Fed will delay raising rates for as long as possible: Ablin
“If you look at the market relative to its history…[it’s] trading at about 20 to 25% above its median. It’s a headwind unless we can start to see revenues catch up.”
So says Jack Ablin, Chief Investment Officer at BMO Private Bank.
“The market is thriving on liquidity and the best way to track liquidity is credit spreads,” he says. “Just look at the relative yield between high quality borrowers and low quality borrowers and as long as that’s narrow - and it is right now - that to me suggests that it’s still full steam ahead on the market.”

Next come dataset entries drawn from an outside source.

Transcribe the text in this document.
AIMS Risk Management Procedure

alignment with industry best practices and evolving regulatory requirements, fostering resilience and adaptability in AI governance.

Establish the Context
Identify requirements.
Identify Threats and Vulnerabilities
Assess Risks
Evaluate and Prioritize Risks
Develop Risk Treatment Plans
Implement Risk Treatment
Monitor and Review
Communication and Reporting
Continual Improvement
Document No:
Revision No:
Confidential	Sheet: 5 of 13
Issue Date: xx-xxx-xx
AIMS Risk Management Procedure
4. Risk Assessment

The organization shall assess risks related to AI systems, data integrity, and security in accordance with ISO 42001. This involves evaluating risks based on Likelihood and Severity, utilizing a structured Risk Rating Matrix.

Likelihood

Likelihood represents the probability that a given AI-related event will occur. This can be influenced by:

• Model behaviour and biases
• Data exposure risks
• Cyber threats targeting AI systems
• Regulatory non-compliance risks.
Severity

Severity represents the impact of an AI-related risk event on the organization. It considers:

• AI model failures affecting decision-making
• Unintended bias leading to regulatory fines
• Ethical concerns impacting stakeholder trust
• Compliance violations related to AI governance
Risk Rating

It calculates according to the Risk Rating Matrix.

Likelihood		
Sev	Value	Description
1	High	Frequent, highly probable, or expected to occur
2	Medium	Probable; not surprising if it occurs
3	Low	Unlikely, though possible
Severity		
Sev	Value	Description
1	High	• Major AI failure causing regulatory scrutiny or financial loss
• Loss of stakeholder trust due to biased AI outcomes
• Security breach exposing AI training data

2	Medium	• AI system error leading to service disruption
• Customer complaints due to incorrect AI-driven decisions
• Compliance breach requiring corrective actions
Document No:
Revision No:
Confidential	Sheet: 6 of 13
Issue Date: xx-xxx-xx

That’s all well and good but what about the Fed. Last week we saw Janet Yellen dip her toe in the equity pool. Will the actions of the FOMC stall that “full steam ahead” market?
“The tapering is really just a speed bump,” Ablin contends. “I think that the markets digested that, investors have gotten past that. The real issue now is short term rates...it’s gonna be that raising of the short term rate that’s gonna cause a risk revaluation.”
While many market watchers expect that to come sometime next year Ablin thinks Yellen and company will try to push that out as long as possible. In other words, “if [Yellen] can be Hawkish in rhetoric and dovish in action, that will serve her and probably the market well for at least a little while more.”